A full list of changes/fixes can be found in change-log

Roadmap

  • Extended joint membership

  • Reduce the complexity of vote and pre-vote: get rid of pre-vote RPC;

  • Reduce confliction rate when electing; Allow leadership to be taken in one term by a node with greater node-id.

  • Support flexible quorum, e.g.:Hierarchical Quorums

  • Consider introducing read-quorum and write-quorum, improve efficiency with a cluster with an even number of nodes.

Features

  • It is fully reactive and embraces the async ecosystem. It is driven by actual Raft events taking place in the system as opposed to being driven by a tick operation. Batching of messages during replication is still used whenever possible for maximum throughput.

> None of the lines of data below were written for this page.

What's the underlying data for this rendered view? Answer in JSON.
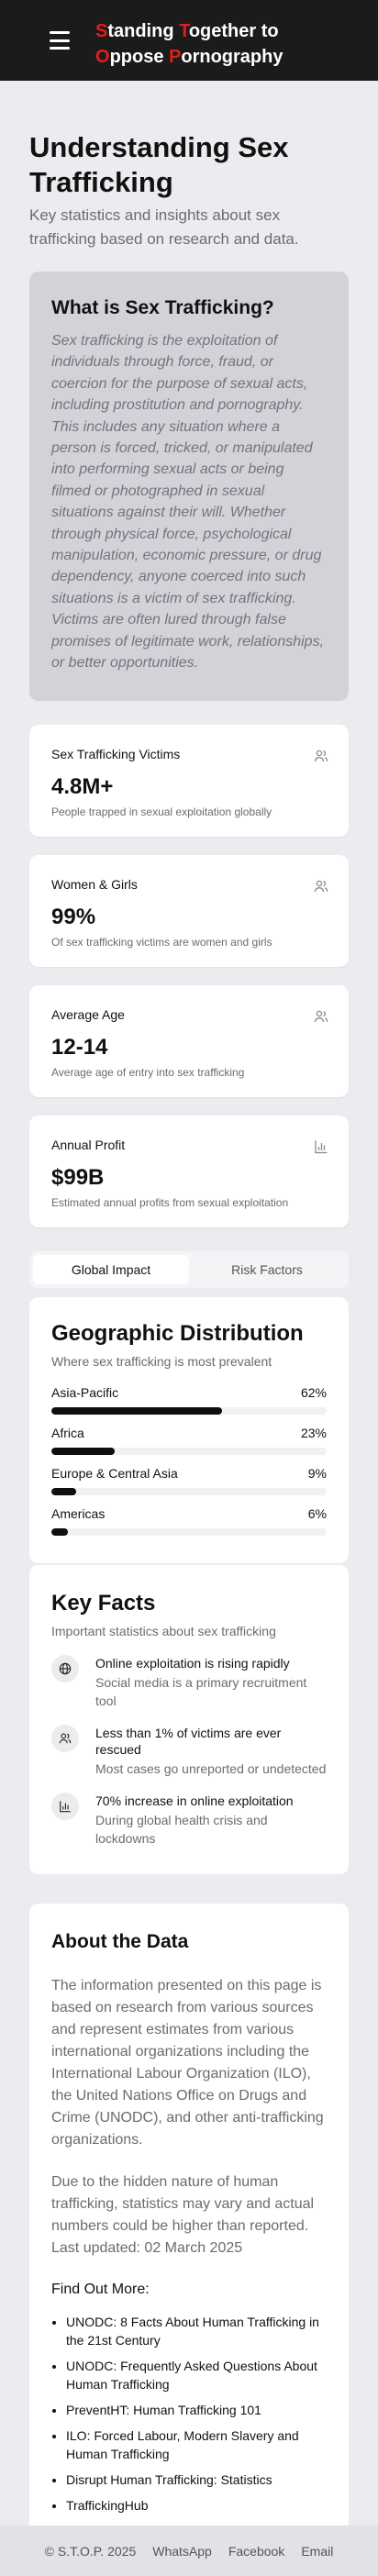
{
  "header": {
    "brand": {
      "w1_cap": "S",
      "w1_rest": "tanding ",
      "w2_cap": "T",
      "w2_rest": "ogether to",
      "w3_cap": "O",
      "w3_rest": "ppose ",
      "w4_cap": "P",
      "w4_rest": "ornography"
    },
    "menu_icon": "hamburger-menu-icon",
    "accent_color": "#e11d1d"
  },
  "hero": {
    "title": "Understanding Sex Trafficking",
    "subtitle": "Key statistics and insights about sex trafficking based on research and data."
  },
  "definition": {
    "title": "What is Sex Trafficking?",
    "text": "Sex trafficking is the exploitation of individuals through force, fraud, or coercion for the purpose of sexual acts, including prostitution and pornography. This includes any situation where a person is forced, tricked, or manipulated into performing sexual acts or being filmed or photographed in sexual situations against their will. Whether through physical force, psychological manipulation, economic pressure, or drug dependency, anyone coerced into such situations is a victim of sex trafficking. Victims are often lured through false promises of legitimate work, relationships, or better opportunities."
  },
  "stats": [
    {
      "label": "Sex Trafficking Victims",
      "value": "4.8M+",
      "desc": "People trapped in sexual exploitation globally",
      "icon": "users-icon"
    },
    {
      "label": "Women & Girls",
      "value": "99%",
      "desc": "Of sex trafficking victims are women and girls",
      "icon": "users-icon"
    },
    {
      "label": "Average Age",
      "value": "12-14",
      "desc": "Average age of entry into sex trafficking",
      "icon": "users-icon"
    },
    {
      "label": "Annual Profit",
      "value": "$99B",
      "desc": "Estimated annual profits from sexual exploitation",
      "icon": "bar-chart-icon"
    }
  ],
  "tabs": [
    {
      "label": "Global Impact",
      "active": true
    },
    {
      "label": "Risk Factors",
      "active": false
    }
  ],
  "geo": {
    "title": "Geographic Distribution",
    "subtitle": "Where sex trafficking is most prevalent",
    "rows": [
      {
        "region": "Asia-Pacific",
        "pct_label": "62%",
        "pct": 62
      },
      {
        "region": "Africa",
        "pct_label": "23%",
        "pct": 23
      },
      {
        "region": "Europe & Central Asia",
        "pct_label": "9%",
        "pct": 9
      },
      {
        "region": "Americas",
        "pct_label": "6%",
        "pct": 6
      }
    ]
  },
  "facts": {
    "title": "Key Facts",
    "subtitle": "Important statistics about sex trafficking",
    "items": [
      {
        "title": "Online exploitation is rising rapidly",
        "desc": "Social media is a primary recruitment tool",
        "icon": "globe-icon"
      },
      {
        "title": "Less than 1% of victims are ever rescued",
        "desc": "Most cases go unreported or undetected",
        "icon": "users-icon"
      },
      {
        "title": "70% increase in online exploitation",
        "desc": "During global health crisis and lockdowns",
        "icon": "bar-chart-icon"
      }
    ]
  },
  "about": {
    "title": "About the Data",
    "p1": "The information presented on this page is based on research from various sources and represent estimates from various international organizations including the International Labour Organization (ILO), the United Nations Office on Drugs and Crime (UNODC), and other anti-trafficking organizations.",
    "p2": "Due to the hidden nature of human trafficking, statistics may vary and actual numbers could be higher than reported. Last updated: 02 March 2025",
    "find_more": "Find Out More:",
    "links": [
      "UNODC: 8 Facts About Human Trafficking in the 21st Century",
      "UNODC: Frequently Asked Questions About Human Trafficking",
      "PreventHT: Human Trafficking 101",
      "ILO: Forced Labour, Modern Slavery and Human Trafficking",
      "Disrupt Human Trafficking: Statistics",
      "TraffickingHub"
    ]
  },
  "footer": {
    "copyright": "© S.T.O.P. 2025",
    "links": [
      "WhatsApp",
      "Facebook",
      "Email"
    ]
  }
}
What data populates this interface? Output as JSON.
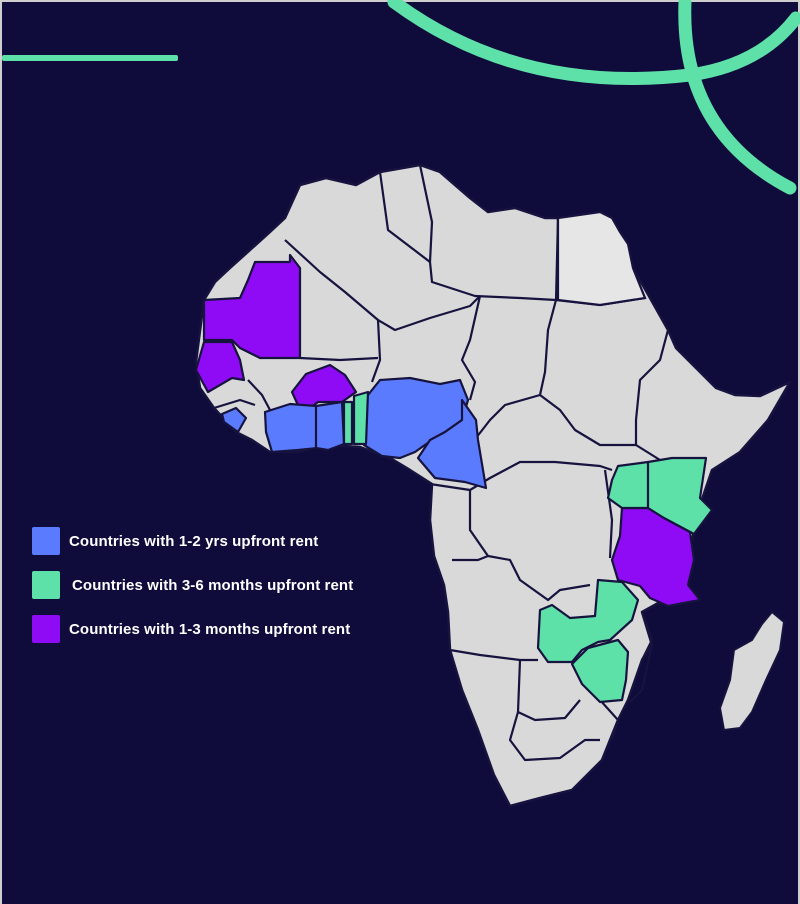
{
  "colors": {
    "background": "#0f0b3a",
    "accent": "#5ee0a9",
    "land": "#d9d9d9",
    "border": "#16133f",
    "one_two_years": "#5b7bff",
    "three_six_months": "#5ee0a9",
    "one_three_months": "#8f0bf5"
  },
  "legend": [
    {
      "label": "Countries with 1-2 yrs upfront rent",
      "color": "#5b7bff"
    },
    {
      "label": "Countries with 3-6 months upfront rent",
      "color": "#5ee0a9"
    },
    {
      "label": "Countries with 1-3 months upfront rent",
      "color": "#8f0bf5"
    }
  ]
}
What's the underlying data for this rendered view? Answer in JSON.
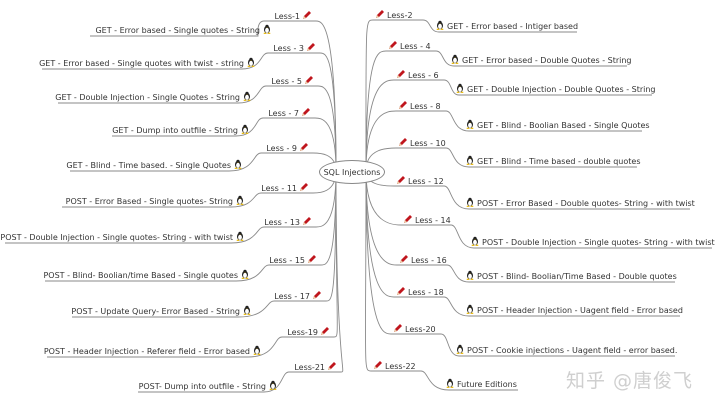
{
  "center": {
    "label": "SQL Injections"
  },
  "colors": {
    "line": "#8a8a8a",
    "pencil": "#c0161d",
    "text": "#333333"
  },
  "icons": {
    "lesson": "pencil-icon",
    "leaf": "linux-tux-icon"
  },
  "left": [
    {
      "lesson": "Less-1",
      "title": "GET - Error based - Single quotes - String"
    },
    {
      "lesson": "Less - 3",
      "title": "GET - Error based - Single quotes with twist - string"
    },
    {
      "lesson": "Less - 5",
      "title": "GET - Double Injection - Single Quotes - String"
    },
    {
      "lesson": "Less - 7",
      "title": "GET - Dump into outfile - String"
    },
    {
      "lesson": "Less - 9",
      "title": "GET - Blind - Time based. -  Single Quotes"
    },
    {
      "lesson": "Less - 11",
      "title": "POST - Error Based - Single quotes- String"
    },
    {
      "lesson": "Less - 13",
      "title": "POST - Double Injection - Single quotes- String - with twist"
    },
    {
      "lesson": "Less - 15",
      "title": "POST - Blind- Boolian/time Based - Single quotes"
    },
    {
      "lesson": "Less - 17",
      "title": "POST - Update Query- Error Based - String"
    },
    {
      "lesson": "Less-19",
      "title": "POST - Header Injection - Referer field - Error based"
    },
    {
      "lesson": "Less-21",
      "title": "POST- Dump into outfile - String"
    }
  ],
  "right": [
    {
      "lesson": "Less-2",
      "title": "GET - Error based - Intiger based"
    },
    {
      "lesson": "Less - 4",
      "title": "GET - Error based - Double Quotes - String"
    },
    {
      "lesson": "Less - 6",
      "title": "GET - Double Injection - Double Quotes - String"
    },
    {
      "lesson": "Less - 8",
      "title": "GET - Blind - Boolian Based - Single Quotes"
    },
    {
      "lesson": "Less - 10",
      "title": "GET - Blind - Time based - double quotes"
    },
    {
      "lesson": "Less - 12",
      "title": "POST - Error Based - Double quotes- String - with twist"
    },
    {
      "lesson": "Less - 14",
      "title": "POST - Double Injection - Single quotes- String - with twist"
    },
    {
      "lesson": "Less - 16",
      "title": "POST - Blind- Boolian/Time Based - Double quotes"
    },
    {
      "lesson": "Less - 18",
      "title": "POST - Header Injection - Uagent field - Error based"
    },
    {
      "lesson": "Less-20",
      "title": "POST - Cookie injections - Uagent field - error based."
    },
    {
      "lesson": "Less-22",
      "title": "Future Editions"
    }
  ],
  "watermark": "知乎 @唐俊飞"
}
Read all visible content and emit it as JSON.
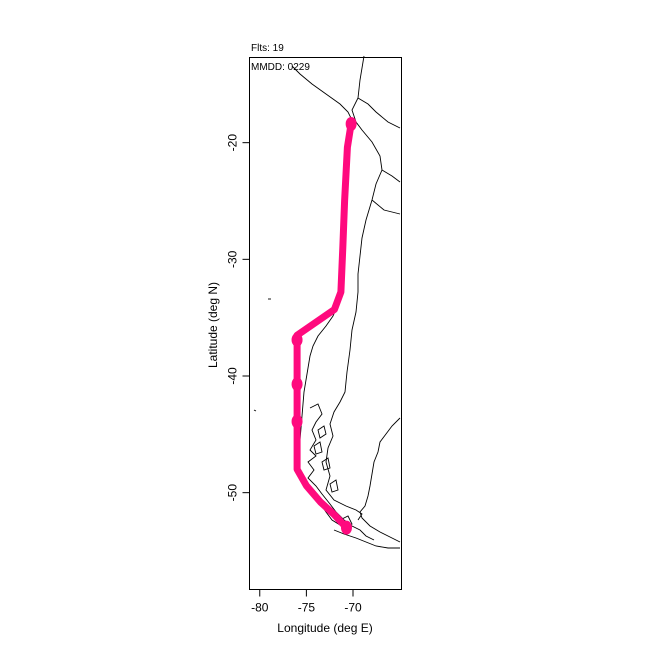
{
  "header": {
    "flights": "Flts: 19",
    "date": "MMDD: 0229"
  },
  "chart_data": {
    "type": "line",
    "xlabel": "Longitude (deg E)",
    "ylabel": "Latitude (deg N)",
    "xlim": [
      -81.1,
      -64.8
    ],
    "ylim": [
      -58.3,
      -12.7
    ],
    "xticks": [
      -80,
      -75,
      -70
    ],
    "yticks": [
      -20,
      -30,
      -40,
      -50
    ],
    "series": [
      {
        "color": "#ff0a7e",
        "points": [
          [
            -70.2,
            -18.4
          ],
          [
            -70.6,
            -20.4
          ],
          [
            -70.9,
            -25.0
          ],
          [
            -71.1,
            -29.0
          ],
          [
            -71.3,
            -32.8
          ],
          [
            -72.0,
            -34.3
          ],
          [
            -76.0,
            -36.5
          ],
          [
            -76.0,
            -40.0
          ],
          [
            -76.0,
            -44.0
          ],
          [
            -76.0,
            -48.0
          ],
          [
            -75.0,
            -49.4
          ],
          [
            -73.5,
            -50.8
          ],
          [
            -72.0,
            -51.9
          ],
          [
            -70.7,
            -53.0
          ]
        ],
        "markers": [
          [
            -70.2,
            -18.4
          ],
          [
            -76.0,
            -36.9
          ],
          [
            -76.0,
            -40.7
          ],
          [
            -76.0,
            -43.9
          ],
          [
            -70.7,
            -53.0
          ]
        ]
      }
    ]
  }
}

  • Storage and network integration is well defined via two traits RaftStorage & RaftNetwork. This provides applications maximum flexibility in being able to choose their storage and networking mediums.

  • All interaction with the Raft node is well defined via a single public Raft type, which is used to spawn the Raft async task, and to interact with that task. The API for this system is clear and concise.

  • Log replication is fully pipelined and batched for optimal performance. Log replication also uses a congestion control mechanism to help keep nodes up-to-date as efficiently as possible.

  • It fully supports dynamic cluster membership changes with joint config. The buggy single-step membership change algo is not considered. See the dynamic membership chapter in the guide.

  • Details on initial cluster formation, and how to effectively do so from an application's perspective, are discussed in the cluster formation chapter in the guide.

  • Automatic log compaction with snapshots, as well as snapshot streaming from the leader node to follower nodes is fully supported and configurable.

  • The entire code base is instrumented with tracing. This can be used for standard logging, or for distributed tracing, and the verbosity can be statically configured at compile time to completely remove all instrumentation below the configured level.

Contributing

Check out the CONTRIBUTING.md guide for more details on getting started with contributing to this project.

License

Openraft is licensed under the terms of the MIT License or the Apache License 2.0, at your choosing.